Historically, it was unclear whether there could be insider trading when it came to information collected from political insiders.  Many argued that Members of Congress and their staff did not have a “duty of trust and confidence” to keep information private.  Consequently, without a violation of this duty, there is no insider trading according to the misappropriation theory. 

However, on April 4, 2012, this all changed when President Obama signed into law the Stop Trading on Congressional Knowledge Act (the STOCK Act).  In Section 3 of the STOCK Act, the fiduciary duty required for insider trading liability under the misappropriation theory was established.  The relevant language in this section said that:

“Each member of Congress or employee of Congress owes a duty arising from a relationship of trust and confidence to the Congress, the United States Government, and the citizens of the United States with respect to material, non-public information derived from such person’s position as a Member of Congress or employee of Congress or gained from the performance of such person’s official responsibilities.”

The Act also specifies that “Members of Congress and employees of Congress are not exempt from the insider trading prohibitions arising under the securities laws, including section 10(b) of the Securities Exchange Act of 1934 and Rule 10b-5 thereunder.” The Act further directs ethics committees in all three branches of government to clarify that insider trading violates their internal ethics rules.

Ultimately this means that information provided by a member of Congress or employee of Congress about a material nonpublic development that they learned while doing their job, might be considered a violation of insider trading law if it were traded on, or if it were passed on to someone else who traded on this information.


So what does this all mean?  In our view, trading on or passing along information collected from political insiders, such as Members of Congress, their staff, or employees of Federal Agencies could run afoul of insider trading law if that information is deemed both material and generally not known.  Consequently, we believe that investors who use this type of information need to assess it on the same basis as they would any other type of market moving information. 

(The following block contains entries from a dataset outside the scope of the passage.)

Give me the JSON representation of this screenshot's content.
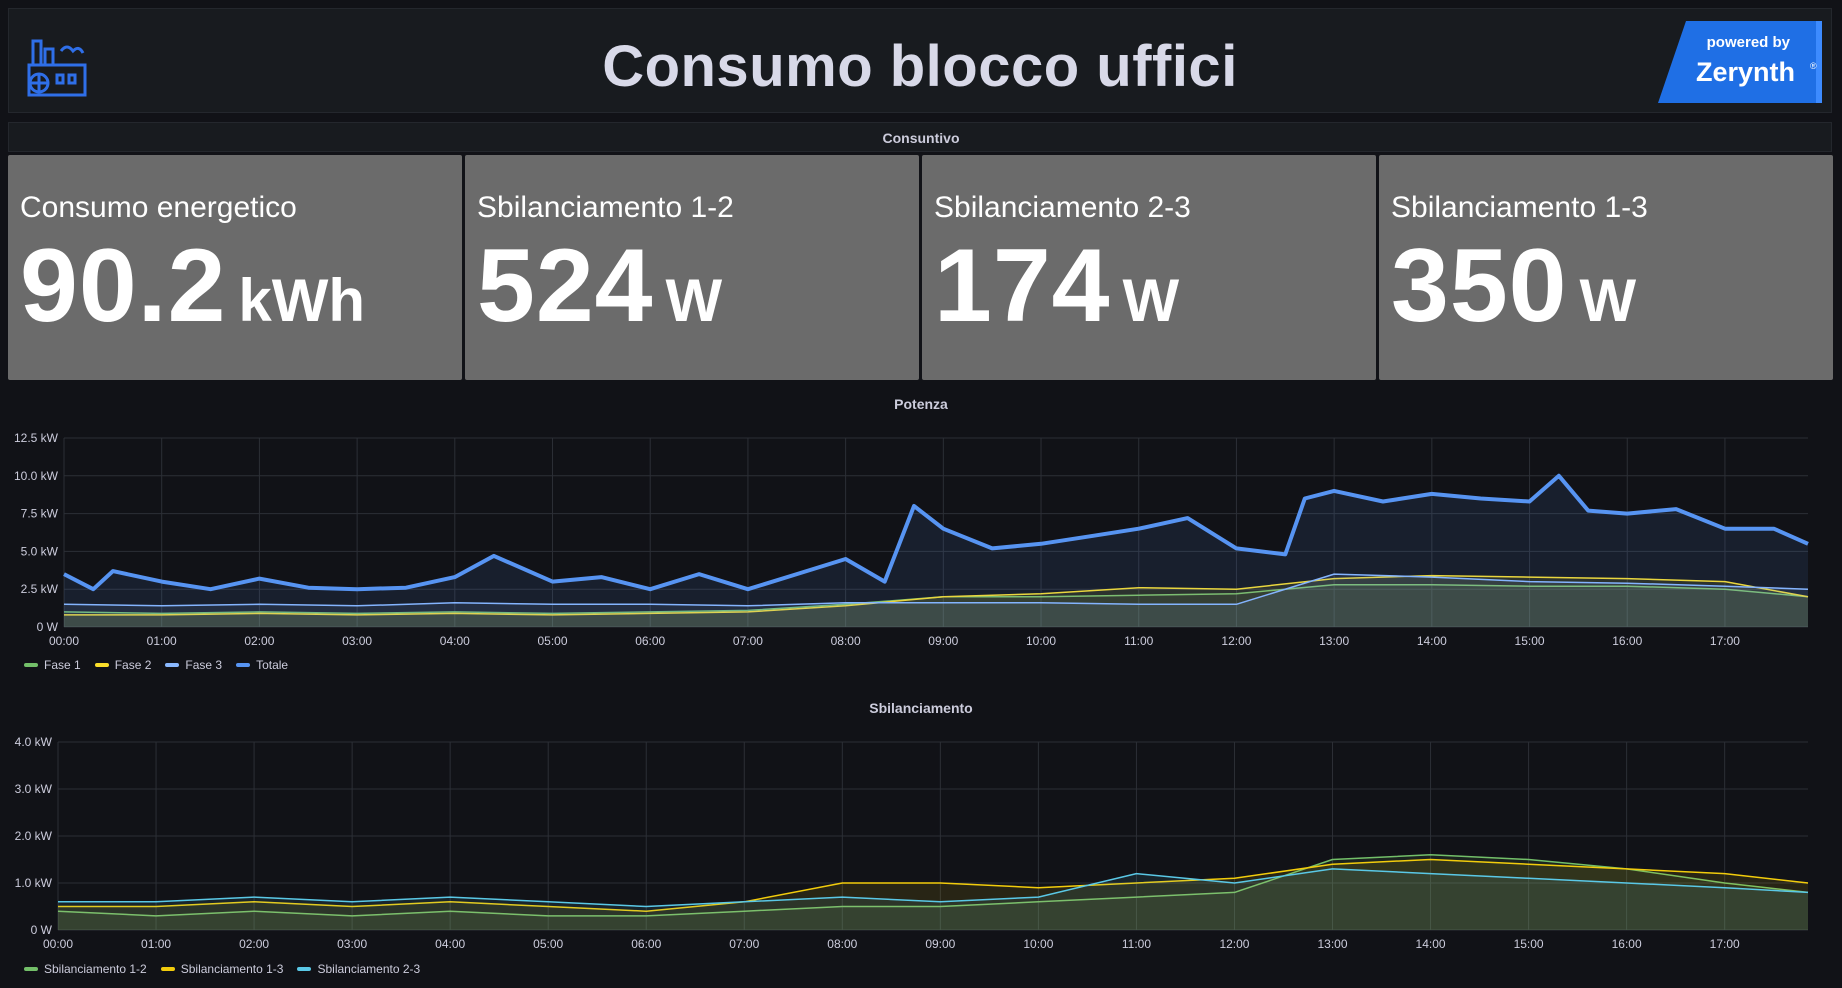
{
  "header": {
    "title": "Consumo blocco uffici",
    "badge_top": "powered by",
    "badge_brand": "Zerynth",
    "badge_reg": "®",
    "logo_icon": "factory-icon"
  },
  "section": {
    "title": "Consuntivo"
  },
  "stats": [
    {
      "title": "Consumo energetico",
      "value": "90.2",
      "unit": "kWh"
    },
    {
      "title": "Sbilanciamento 1-2",
      "value": "524",
      "unit": "W"
    },
    {
      "title": "Sbilanciamento 2-3",
      "value": "174",
      "unit": "W"
    },
    {
      "title": "Sbilanciamento 1-3",
      "value": "350",
      "unit": "W"
    }
  ],
  "colors": {
    "fase1": "#73bf69",
    "fase2": "#fade2a",
    "fase3": "#8ab8ff",
    "totale": "#5794f2",
    "sb12": "#73bf69",
    "sb13": "#f2cc0c",
    "sb23": "#5ac8e6",
    "stat_bg": "#6b6b6b",
    "badge_bg": "#1f6fe5"
  },
  "chart_data": [
    {
      "type": "line",
      "title": "Potenza",
      "x_ticks": [
        "00:00",
        "01:00",
        "02:00",
        "03:00",
        "04:00",
        "05:00",
        "06:00",
        "07:00",
        "08:00",
        "09:00",
        "10:00",
        "11:00",
        "12:00",
        "13:00",
        "14:00",
        "15:00",
        "16:00",
        "17:00"
      ],
      "y_ticks": [
        "0 W",
        "2.5 kW",
        "5.0 kW",
        "7.5 kW",
        "10.0 kW",
        "12.5 kW"
      ],
      "ylim": [
        0,
        12.5
      ],
      "xlim": [
        0,
        17.85
      ],
      "unit": "kW",
      "series": [
        {
          "name": "Fase 1",
          "color": "#73bf69",
          "points": [
            [
              0,
              1.0
            ],
            [
              1,
              0.9
            ],
            [
              2,
              1.0
            ],
            [
              3,
              0.9
            ],
            [
              4,
              1.0
            ],
            [
              5,
              0.9
            ],
            [
              6,
              1.0
            ],
            [
              7,
              1.1
            ],
            [
              8,
              1.5
            ],
            [
              9,
              2.0
            ],
            [
              10,
              2.0
            ],
            [
              11,
              2.1
            ],
            [
              12,
              2.2
            ],
            [
              13,
              2.8
            ],
            [
              14,
              2.8
            ],
            [
              15,
              2.7
            ],
            [
              16,
              2.7
            ],
            [
              17,
              2.5
            ],
            [
              17.85,
              2.0
            ]
          ]
        },
        {
          "name": "Fase 2",
          "color": "#fade2a",
          "points": [
            [
              0,
              0.8
            ],
            [
              1,
              0.8
            ],
            [
              2,
              0.9
            ],
            [
              3,
              0.8
            ],
            [
              4,
              0.9
            ],
            [
              5,
              0.8
            ],
            [
              6,
              0.9
            ],
            [
              7,
              1.0
            ],
            [
              8,
              1.4
            ],
            [
              9,
              2.0
            ],
            [
              10,
              2.2
            ],
            [
              11,
              2.6
            ],
            [
              12,
              2.5
            ],
            [
              13,
              3.2
            ],
            [
              14,
              3.4
            ],
            [
              15,
              3.3
            ],
            [
              16,
              3.2
            ],
            [
              17,
              3.0
            ],
            [
              17.85,
              2.0
            ]
          ]
        },
        {
          "name": "Fase 3",
          "color": "#8ab8ff",
          "points": [
            [
              0,
              1.5
            ],
            [
              1,
              1.4
            ],
            [
              2,
              1.5
            ],
            [
              3,
              1.4
            ],
            [
              4,
              1.6
            ],
            [
              5,
              1.5
            ],
            [
              6,
              1.5
            ],
            [
              7,
              1.4
            ],
            [
              8,
              1.6
            ],
            [
              9,
              1.6
            ],
            [
              10,
              1.6
            ],
            [
              11,
              1.5
            ],
            [
              12,
              1.5
            ],
            [
              13,
              3.5
            ],
            [
              14,
              3.3
            ],
            [
              15,
              3.0
            ],
            [
              16,
              2.9
            ],
            [
              17,
              2.7
            ],
            [
              17.85,
              2.5
            ]
          ]
        },
        {
          "name": "Totale",
          "color": "#5794f2",
          "points": [
            [
              0,
              3.5
            ],
            [
              0.3,
              2.5
            ],
            [
              0.5,
              3.7
            ],
            [
              1,
              3.0
            ],
            [
              1.5,
              2.5
            ],
            [
              2,
              3.2
            ],
            [
              2.5,
              2.6
            ],
            [
              3,
              2.5
            ],
            [
              3.5,
              2.6
            ],
            [
              4,
              3.3
            ],
            [
              4.4,
              4.7
            ],
            [
              5,
              3.0
            ],
            [
              5.5,
              3.3
            ],
            [
              6,
              2.5
            ],
            [
              6.5,
              3.5
            ],
            [
              7,
              2.5
            ],
            [
              7.5,
              3.5
            ],
            [
              8,
              4.5
            ],
            [
              8.4,
              3.0
            ],
            [
              8.7,
              8.0
            ],
            [
              9,
              6.5
            ],
            [
              9.5,
              5.2
            ],
            [
              10,
              5.5
            ],
            [
              10.5,
              6.0
            ],
            [
              11,
              6.5
            ],
            [
              11.5,
              7.2
            ],
            [
              12,
              5.2
            ],
            [
              12.5,
              4.8
            ],
            [
              12.7,
              8.5
            ],
            [
              13,
              9.0
            ],
            [
              13.5,
              8.3
            ],
            [
              14,
              8.8
            ],
            [
              14.5,
              8.5
            ],
            [
              15,
              8.3
            ],
            [
              15.3,
              10.0
            ],
            [
              15.6,
              7.7
            ],
            [
              16,
              7.5
            ],
            [
              16.5,
              7.8
            ],
            [
              17,
              6.5
            ],
            [
              17.5,
              6.5
            ],
            [
              17.85,
              5.5
            ]
          ]
        }
      ],
      "legend": [
        "Fase 1",
        "Fase 2",
        "Fase 3",
        "Totale"
      ]
    },
    {
      "type": "line",
      "title": "Sbilanciamento",
      "x_ticks": [
        "00:00",
        "01:00",
        "02:00",
        "03:00",
        "04:00",
        "05:00",
        "06:00",
        "07:00",
        "08:00",
        "09:00",
        "10:00",
        "11:00",
        "12:00",
        "13:00",
        "14:00",
        "15:00",
        "16:00",
        "17:00"
      ],
      "y_ticks": [
        "0 W",
        "1.0 kW",
        "2.0 kW",
        "3.0 kW",
        "4.0 kW"
      ],
      "ylim": [
        0,
        4.0
      ],
      "xlim": [
        0,
        17.85
      ],
      "unit": "kW",
      "series": [
        {
          "name": "Sbilanciamento 1-2",
          "color": "#73bf69",
          "points": [
            [
              0,
              0.4
            ],
            [
              1,
              0.3
            ],
            [
              2,
              0.4
            ],
            [
              3,
              0.3
            ],
            [
              4,
              0.4
            ],
            [
              5,
              0.3
            ],
            [
              6,
              0.3
            ],
            [
              7,
              0.4
            ],
            [
              8,
              0.5
            ],
            [
              9,
              0.5
            ],
            [
              10,
              0.6
            ],
            [
              11,
              0.7
            ],
            [
              12,
              0.8
            ],
            [
              13,
              1.5
            ],
            [
              14,
              1.6
            ],
            [
              15,
              1.5
            ],
            [
              16,
              1.3
            ],
            [
              17,
              1.0
            ],
            [
              17.85,
              0.8
            ]
          ]
        },
        {
          "name": "Sbilanciamento 1-3",
          "color": "#f2cc0c",
          "points": [
            [
              0,
              0.5
            ],
            [
              1,
              0.5
            ],
            [
              2,
              0.6
            ],
            [
              3,
              0.5
            ],
            [
              4,
              0.6
            ],
            [
              5,
              0.5
            ],
            [
              6,
              0.4
            ],
            [
              7,
              0.6
            ],
            [
              8,
              1.0
            ],
            [
              9,
              1.0
            ],
            [
              10,
              0.9
            ],
            [
              11,
              1.0
            ],
            [
              12,
              1.1
            ],
            [
              13,
              1.4
            ],
            [
              14,
              1.5
            ],
            [
              15,
              1.4
            ],
            [
              16,
              1.3
            ],
            [
              17,
              1.2
            ],
            [
              17.85,
              1.0
            ]
          ]
        },
        {
          "name": "Sbilanciamento 2-3",
          "color": "#5ac8e6",
          "points": [
            [
              0,
              0.6
            ],
            [
              1,
              0.6
            ],
            [
              2,
              0.7
            ],
            [
              3,
              0.6
            ],
            [
              4,
              0.7
            ],
            [
              5,
              0.6
            ],
            [
              6,
              0.5
            ],
            [
              7,
              0.6
            ],
            [
              8,
              0.7
            ],
            [
              9,
              0.6
            ],
            [
              10,
              0.7
            ],
            [
              11,
              1.2
            ],
            [
              12,
              1.0
            ],
            [
              13,
              1.3
            ],
            [
              14,
              1.2
            ],
            [
              15,
              1.1
            ],
            [
              16,
              1.0
            ],
            [
              17,
              0.9
            ],
            [
              17.85,
              0.8
            ]
          ]
        }
      ],
      "legend": [
        "Sbilanciamento 1-2",
        "Sbilanciamento 1-3",
        "Sbilanciamento 2-3"
      ]
    }
  ]
}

We also think that research firms that collect information from political insiders, whether as an input into their own research, or as direct intelligence for their clients, need to adopt a formal and rigorous compliance process to identify and potentially quarantine any information which they see as both market moving and broadly unknown.  Unfortunately, our research shows that many research firms that engage in this type of information sourcing disregard this risk and don’t have great compliance controls in place.

Clearly the rules have changed and insider trading is now more possible than ever with information gathered from Washington political insiders.